In the Armourdale section of Kansas City, Kansas, Art's Mexican Products has been in business making taco shells, chips, spices and sauces for 60 years.
Owner Rachael Gutierrez Kelley remembers the flood of 1993 and the concern it created.
"We took everything out of here," Kelley said. "Except for our two ovens, we didn’t take them out.
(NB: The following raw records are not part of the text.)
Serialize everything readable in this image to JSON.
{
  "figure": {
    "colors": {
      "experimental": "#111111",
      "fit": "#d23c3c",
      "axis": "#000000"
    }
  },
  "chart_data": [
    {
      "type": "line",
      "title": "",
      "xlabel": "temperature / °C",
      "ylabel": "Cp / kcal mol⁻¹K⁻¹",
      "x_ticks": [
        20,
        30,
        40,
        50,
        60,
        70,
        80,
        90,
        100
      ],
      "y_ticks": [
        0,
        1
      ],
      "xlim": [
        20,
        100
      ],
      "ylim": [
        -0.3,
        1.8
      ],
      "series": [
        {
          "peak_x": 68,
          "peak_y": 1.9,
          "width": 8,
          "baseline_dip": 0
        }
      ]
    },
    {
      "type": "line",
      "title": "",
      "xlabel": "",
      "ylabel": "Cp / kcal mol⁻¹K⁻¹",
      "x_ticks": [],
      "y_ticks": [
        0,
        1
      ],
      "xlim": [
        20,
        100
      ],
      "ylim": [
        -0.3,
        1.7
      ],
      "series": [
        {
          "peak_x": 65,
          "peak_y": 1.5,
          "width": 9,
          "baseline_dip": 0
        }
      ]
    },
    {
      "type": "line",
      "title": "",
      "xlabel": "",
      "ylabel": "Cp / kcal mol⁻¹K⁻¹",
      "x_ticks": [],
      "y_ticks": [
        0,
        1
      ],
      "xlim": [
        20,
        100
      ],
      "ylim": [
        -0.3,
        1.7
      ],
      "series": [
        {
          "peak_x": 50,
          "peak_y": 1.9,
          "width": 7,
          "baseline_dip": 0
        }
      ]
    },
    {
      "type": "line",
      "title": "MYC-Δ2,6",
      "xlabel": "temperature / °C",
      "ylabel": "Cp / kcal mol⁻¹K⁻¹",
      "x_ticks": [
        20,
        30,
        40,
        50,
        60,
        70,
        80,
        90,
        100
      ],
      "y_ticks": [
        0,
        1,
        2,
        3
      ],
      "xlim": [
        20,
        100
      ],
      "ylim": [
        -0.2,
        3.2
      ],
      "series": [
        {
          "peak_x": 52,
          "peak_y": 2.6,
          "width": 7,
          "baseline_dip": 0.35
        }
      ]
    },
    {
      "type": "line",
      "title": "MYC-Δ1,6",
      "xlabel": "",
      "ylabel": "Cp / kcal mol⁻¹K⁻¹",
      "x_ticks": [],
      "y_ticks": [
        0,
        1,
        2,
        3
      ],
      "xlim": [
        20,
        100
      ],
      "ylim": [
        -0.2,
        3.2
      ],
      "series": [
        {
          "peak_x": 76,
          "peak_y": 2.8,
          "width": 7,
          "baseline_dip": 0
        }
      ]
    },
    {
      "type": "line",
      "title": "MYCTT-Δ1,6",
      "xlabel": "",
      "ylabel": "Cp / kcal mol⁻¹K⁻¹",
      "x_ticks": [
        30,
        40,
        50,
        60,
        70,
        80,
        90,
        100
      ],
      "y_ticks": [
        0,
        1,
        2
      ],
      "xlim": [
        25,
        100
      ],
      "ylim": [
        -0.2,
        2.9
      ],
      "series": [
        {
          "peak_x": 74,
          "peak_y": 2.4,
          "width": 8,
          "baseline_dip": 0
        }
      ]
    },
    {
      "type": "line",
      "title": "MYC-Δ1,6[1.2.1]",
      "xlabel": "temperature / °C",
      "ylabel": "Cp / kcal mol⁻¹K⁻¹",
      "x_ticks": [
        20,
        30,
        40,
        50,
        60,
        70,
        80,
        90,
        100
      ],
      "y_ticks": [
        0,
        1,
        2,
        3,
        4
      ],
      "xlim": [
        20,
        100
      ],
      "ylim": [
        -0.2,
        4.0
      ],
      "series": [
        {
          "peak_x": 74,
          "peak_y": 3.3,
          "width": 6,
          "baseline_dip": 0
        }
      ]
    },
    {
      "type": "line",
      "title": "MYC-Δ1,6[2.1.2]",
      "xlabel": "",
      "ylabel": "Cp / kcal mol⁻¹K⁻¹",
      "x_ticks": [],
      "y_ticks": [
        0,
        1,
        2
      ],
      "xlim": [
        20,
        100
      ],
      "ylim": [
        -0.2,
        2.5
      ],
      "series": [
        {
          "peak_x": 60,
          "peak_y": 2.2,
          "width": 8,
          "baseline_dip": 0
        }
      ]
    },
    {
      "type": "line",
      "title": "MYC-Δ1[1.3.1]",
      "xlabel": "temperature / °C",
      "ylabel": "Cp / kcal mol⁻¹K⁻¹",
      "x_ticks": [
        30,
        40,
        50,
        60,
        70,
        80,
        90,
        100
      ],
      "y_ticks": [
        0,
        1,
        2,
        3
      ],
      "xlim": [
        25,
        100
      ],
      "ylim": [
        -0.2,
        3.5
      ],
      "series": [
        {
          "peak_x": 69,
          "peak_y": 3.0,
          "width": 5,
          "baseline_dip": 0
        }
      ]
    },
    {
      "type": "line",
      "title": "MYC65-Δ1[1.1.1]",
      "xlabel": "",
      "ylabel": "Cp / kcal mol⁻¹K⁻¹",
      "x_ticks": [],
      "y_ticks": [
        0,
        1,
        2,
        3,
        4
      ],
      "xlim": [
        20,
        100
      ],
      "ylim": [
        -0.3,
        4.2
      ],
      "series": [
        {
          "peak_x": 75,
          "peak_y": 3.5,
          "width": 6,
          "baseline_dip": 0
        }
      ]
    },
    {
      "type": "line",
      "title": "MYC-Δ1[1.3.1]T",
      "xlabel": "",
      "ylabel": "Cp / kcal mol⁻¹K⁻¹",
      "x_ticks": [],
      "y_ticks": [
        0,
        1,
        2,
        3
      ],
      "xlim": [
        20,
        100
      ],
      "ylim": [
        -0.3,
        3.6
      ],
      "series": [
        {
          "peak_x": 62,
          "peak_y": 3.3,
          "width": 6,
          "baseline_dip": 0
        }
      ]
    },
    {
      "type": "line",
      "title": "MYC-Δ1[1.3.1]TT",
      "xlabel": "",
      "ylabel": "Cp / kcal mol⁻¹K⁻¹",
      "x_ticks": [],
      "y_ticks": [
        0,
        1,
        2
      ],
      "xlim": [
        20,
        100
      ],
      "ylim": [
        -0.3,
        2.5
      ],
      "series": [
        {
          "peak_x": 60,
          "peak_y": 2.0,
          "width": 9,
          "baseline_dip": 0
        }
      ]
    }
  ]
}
We jacked them up and put them on cinder blocks and wrapped all the legs and the bottoms of our machinery with plastic, so hopefully the water wouldn’t go up that high and ruin our thousands and thousands of dollars of machinery.”
Kelley's business was spared, but the concern for the future remains.
On Wednesday, local leaders joined the U.S. Army Corps of Engineers in a ceremonial groundbreaking for the "KC Levees Mega Project."
“This will help both heavy rainfall in the KC metro area and the heavy rainfalls you would’ve seen in the 1993 flood," Colonel Travis Rayfield with the U.S. Army Corps of Engineers said.
Project officials said the $529 million project will raise 17 miles of existing levees and flood walls along the Kansas and Missouri Rivers.
“Elevation of those levees will increase about five feet, so if you’re a casual observer you’ll see them go up about five feet and that will reduce the risk behind the levees by about 200%," Rayfield explained.
The project is generating excitement for areas like the West Bottoms where Kerry Amigoni's business, Amigoni Urban Winery, is located.
“I think there’s going to be more even commercial development because there’s that protection, and hopefully, more restaurants and more people wanting to come down here and knowing we’re here as well as all of our neighbors," Amigoni said.
Project officials said construction is scheduled to begin on Oct. 25th and expected to be complete by 2026.